II y a un président qui fait du bon boulot. Ces joueurs qui mouillent le maillot pour ce club, c'est superbe. Est-ce que ça va durer ? Tous les joueurs aspirent à gagner davantage, à jouer dans des clubs qui disputent la Coupe d'Europe. Le club est sorti de l'enfer. A partir de là est né un esprit de compétition, de solidarité avec des joueurs qui, à la limite, s'en foutaient de gagner moins qu'ailleurs. Ils étaient heureux de jouer à Nice et d'être ensemble. La fin de saison dernière avec cinq défaites d'affilée m'inquiète néanmoins. J'espère qu'ils vont repartir du bon pied et que la dynamique sera toujours là.

Nice peut-il redevenir le grand club qu'il était dans les années 50 ?

Les bases sont bonnes. Nice peut devenir un club important mais le club est à la croisée des chemins. Un joueur comme José Cobos (36 ans) a quand même pratiquement tenu l'équipe à bout de bras la saison passée. Il a une influence importante. Mais il faudra le remplacer la saison prochaine. Il faudra voir l'après Cobos.

Au fait, vous n'avez toujours pas fait votre jubilé ?

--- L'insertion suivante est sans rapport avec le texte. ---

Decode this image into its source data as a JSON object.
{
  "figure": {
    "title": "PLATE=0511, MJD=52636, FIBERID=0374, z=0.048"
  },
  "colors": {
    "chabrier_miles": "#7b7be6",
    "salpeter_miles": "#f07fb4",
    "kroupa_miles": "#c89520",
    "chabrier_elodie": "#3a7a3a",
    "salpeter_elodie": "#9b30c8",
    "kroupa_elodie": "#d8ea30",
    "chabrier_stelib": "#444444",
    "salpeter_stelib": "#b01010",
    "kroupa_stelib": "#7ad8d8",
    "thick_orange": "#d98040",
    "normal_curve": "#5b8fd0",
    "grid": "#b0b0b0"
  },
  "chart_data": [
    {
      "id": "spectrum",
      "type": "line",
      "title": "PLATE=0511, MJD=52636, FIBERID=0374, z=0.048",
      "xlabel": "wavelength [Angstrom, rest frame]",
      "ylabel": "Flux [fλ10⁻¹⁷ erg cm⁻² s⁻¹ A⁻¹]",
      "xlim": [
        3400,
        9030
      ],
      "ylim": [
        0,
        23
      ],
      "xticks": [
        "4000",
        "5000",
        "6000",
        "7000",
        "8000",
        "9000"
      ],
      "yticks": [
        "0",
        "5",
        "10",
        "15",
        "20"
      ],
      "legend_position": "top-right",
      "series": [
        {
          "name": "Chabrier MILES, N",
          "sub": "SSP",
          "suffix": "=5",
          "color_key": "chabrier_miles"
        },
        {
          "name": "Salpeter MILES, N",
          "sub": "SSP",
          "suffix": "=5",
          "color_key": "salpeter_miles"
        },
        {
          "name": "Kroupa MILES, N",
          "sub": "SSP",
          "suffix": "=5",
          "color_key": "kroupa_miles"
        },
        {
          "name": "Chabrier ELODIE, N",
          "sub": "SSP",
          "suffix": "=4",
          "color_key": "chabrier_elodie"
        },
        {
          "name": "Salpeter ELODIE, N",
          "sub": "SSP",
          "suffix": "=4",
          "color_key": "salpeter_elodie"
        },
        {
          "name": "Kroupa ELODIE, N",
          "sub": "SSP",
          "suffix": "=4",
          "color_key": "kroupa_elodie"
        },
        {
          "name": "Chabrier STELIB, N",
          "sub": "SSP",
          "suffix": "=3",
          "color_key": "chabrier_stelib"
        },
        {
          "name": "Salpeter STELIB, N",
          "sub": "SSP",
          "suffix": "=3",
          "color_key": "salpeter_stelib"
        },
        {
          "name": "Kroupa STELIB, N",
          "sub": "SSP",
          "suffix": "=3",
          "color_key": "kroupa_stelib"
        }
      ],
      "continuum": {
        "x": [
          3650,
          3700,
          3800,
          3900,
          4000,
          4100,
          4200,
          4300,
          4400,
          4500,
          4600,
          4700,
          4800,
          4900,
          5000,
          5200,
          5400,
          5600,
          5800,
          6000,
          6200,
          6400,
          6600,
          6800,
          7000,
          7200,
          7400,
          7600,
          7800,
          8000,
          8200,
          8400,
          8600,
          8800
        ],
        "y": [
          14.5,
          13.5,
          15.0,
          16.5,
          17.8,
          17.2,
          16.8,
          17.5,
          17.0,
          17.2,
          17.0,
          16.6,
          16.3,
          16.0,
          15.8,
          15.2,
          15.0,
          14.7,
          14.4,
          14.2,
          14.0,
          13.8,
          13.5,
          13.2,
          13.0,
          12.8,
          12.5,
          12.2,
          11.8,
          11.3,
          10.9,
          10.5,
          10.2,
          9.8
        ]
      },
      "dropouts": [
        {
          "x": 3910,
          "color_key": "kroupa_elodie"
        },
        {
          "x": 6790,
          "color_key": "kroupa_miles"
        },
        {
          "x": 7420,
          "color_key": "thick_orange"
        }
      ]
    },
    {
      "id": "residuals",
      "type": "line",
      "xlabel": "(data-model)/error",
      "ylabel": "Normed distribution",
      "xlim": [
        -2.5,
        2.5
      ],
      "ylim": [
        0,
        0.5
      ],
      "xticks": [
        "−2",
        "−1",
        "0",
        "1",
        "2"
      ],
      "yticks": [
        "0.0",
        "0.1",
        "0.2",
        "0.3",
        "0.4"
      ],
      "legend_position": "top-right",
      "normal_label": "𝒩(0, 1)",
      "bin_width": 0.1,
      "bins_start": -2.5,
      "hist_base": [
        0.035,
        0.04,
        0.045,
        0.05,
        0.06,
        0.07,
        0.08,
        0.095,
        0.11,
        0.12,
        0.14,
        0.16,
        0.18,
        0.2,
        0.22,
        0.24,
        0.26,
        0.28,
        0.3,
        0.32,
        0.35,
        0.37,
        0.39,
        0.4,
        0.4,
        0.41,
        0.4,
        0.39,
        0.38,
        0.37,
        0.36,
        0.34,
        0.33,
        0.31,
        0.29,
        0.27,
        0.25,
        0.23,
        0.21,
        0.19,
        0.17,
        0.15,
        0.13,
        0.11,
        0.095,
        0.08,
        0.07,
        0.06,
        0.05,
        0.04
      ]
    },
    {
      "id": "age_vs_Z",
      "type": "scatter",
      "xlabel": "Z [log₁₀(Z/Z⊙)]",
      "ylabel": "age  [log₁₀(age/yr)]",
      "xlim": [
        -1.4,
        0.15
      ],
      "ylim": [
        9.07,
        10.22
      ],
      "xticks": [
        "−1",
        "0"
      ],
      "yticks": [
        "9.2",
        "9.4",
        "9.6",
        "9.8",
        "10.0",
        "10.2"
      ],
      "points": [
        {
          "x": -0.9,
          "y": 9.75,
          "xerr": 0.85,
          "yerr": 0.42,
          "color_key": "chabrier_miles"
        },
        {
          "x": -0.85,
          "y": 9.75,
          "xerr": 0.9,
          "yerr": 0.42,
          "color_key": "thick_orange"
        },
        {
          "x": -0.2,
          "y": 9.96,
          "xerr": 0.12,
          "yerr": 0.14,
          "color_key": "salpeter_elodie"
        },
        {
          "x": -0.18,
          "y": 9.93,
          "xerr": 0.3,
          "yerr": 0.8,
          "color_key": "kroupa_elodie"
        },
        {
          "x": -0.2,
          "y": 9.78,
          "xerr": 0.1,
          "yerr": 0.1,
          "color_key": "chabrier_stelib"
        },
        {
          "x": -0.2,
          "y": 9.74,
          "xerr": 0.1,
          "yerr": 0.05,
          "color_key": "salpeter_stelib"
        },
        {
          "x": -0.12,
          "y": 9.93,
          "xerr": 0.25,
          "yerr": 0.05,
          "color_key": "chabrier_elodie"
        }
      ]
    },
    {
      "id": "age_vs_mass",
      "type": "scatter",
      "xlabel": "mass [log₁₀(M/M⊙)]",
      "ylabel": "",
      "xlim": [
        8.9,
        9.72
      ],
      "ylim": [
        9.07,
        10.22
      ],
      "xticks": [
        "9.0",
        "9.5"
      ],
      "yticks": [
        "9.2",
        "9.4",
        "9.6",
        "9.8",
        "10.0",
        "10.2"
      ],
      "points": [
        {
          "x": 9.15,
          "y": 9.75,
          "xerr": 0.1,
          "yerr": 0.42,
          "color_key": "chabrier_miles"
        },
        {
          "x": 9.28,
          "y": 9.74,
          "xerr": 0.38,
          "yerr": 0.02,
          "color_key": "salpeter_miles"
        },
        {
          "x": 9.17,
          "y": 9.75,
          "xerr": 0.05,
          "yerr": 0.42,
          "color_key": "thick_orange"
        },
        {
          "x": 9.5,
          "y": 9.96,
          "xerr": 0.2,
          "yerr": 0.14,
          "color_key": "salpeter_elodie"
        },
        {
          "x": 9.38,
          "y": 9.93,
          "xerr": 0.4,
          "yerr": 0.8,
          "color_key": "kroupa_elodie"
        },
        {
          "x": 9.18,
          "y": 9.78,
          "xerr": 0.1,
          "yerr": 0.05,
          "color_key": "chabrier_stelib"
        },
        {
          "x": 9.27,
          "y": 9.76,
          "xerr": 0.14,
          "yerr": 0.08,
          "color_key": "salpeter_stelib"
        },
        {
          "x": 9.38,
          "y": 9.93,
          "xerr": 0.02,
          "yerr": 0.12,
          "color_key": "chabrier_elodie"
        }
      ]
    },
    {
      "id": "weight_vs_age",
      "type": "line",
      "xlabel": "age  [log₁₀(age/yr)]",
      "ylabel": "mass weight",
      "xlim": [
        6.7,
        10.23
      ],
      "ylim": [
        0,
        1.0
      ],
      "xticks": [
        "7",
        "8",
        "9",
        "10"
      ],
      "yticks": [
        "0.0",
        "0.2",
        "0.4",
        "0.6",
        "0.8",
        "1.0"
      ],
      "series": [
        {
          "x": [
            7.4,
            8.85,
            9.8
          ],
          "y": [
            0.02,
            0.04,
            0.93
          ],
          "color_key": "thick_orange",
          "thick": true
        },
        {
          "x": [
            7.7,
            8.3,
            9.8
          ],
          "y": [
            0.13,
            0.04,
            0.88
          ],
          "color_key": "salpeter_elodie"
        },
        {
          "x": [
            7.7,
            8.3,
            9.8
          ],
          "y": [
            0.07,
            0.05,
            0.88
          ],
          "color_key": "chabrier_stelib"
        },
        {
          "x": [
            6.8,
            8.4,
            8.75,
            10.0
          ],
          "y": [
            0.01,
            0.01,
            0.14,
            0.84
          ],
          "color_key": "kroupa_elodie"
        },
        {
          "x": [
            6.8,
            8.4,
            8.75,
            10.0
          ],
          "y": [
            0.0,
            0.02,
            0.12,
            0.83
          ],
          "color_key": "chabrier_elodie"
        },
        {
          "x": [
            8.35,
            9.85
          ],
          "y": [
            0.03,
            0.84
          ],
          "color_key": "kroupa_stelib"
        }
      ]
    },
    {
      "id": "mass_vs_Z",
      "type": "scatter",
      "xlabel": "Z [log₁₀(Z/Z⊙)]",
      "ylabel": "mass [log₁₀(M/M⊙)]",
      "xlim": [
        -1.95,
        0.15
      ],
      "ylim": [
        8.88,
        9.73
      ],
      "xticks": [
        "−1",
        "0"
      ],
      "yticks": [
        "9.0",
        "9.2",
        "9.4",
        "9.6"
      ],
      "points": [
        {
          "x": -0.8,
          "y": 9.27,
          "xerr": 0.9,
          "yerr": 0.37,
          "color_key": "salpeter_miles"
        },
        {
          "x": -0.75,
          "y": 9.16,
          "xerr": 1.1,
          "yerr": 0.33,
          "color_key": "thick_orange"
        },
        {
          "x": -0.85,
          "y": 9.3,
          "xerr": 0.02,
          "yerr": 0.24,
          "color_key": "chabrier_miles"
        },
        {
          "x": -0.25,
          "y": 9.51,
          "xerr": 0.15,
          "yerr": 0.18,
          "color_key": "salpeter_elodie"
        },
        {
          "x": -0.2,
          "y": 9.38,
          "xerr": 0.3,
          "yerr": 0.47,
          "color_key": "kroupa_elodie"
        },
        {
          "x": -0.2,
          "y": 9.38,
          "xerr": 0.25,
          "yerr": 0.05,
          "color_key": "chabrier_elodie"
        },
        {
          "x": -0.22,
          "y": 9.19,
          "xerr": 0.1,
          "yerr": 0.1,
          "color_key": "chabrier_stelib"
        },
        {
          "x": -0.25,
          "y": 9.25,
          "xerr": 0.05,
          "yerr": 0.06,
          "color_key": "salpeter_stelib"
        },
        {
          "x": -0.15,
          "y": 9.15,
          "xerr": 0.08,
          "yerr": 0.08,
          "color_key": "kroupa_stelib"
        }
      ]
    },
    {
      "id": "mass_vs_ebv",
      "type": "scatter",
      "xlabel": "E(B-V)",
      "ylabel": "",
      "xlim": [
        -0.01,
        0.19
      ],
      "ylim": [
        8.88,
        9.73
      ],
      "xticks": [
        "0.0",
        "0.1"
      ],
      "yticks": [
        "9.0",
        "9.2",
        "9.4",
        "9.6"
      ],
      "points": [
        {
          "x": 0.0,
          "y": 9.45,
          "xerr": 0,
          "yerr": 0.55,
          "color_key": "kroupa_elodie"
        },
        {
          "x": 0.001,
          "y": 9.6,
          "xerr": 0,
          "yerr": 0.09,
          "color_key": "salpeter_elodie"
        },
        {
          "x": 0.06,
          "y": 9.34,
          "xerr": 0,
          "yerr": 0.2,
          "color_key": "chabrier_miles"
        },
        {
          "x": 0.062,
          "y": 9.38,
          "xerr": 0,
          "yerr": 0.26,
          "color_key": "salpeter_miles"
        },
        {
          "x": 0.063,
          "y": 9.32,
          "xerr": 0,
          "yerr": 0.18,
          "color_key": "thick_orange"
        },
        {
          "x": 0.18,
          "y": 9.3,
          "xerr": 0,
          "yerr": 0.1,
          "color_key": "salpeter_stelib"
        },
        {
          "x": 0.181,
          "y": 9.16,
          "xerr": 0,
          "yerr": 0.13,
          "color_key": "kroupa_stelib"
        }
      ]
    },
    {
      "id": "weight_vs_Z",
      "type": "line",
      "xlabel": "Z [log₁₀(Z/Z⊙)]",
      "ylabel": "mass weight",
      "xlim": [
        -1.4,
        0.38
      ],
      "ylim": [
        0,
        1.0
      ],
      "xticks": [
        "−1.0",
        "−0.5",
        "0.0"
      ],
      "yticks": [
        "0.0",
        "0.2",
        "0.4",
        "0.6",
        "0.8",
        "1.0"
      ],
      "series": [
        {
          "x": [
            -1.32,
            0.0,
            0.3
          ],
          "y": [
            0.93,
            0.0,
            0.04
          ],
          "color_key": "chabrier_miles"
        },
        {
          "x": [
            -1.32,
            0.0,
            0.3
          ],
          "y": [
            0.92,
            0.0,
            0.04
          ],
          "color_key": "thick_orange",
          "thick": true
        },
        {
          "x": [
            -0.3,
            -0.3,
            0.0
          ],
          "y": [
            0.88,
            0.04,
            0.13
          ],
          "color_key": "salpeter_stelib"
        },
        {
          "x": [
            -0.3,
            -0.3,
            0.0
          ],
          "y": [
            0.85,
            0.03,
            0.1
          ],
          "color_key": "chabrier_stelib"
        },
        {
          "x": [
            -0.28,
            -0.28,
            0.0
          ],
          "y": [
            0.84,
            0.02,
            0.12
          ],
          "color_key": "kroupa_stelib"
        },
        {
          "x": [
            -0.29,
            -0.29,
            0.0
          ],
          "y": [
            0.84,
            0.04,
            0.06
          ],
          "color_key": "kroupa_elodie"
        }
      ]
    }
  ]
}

Je n'ai pas trop envie de le faire... Si je l'avais fait, ça aurait été soit à Paris soità Nice. A Paris, il y en a déjà eu pas mal ces dernières années (Rai, Guérin, Fournier). Ça aurait fait réchauffé. Et à Nice, je ne sais pas... Autant, je me sentais aimé avant, autant maintenant ce n'est plus trop le cas. Je ne pense pas aux gens en général dans la ville car ils m'adorent mais aux autres. Le stade du Ray n est plus mon jardin...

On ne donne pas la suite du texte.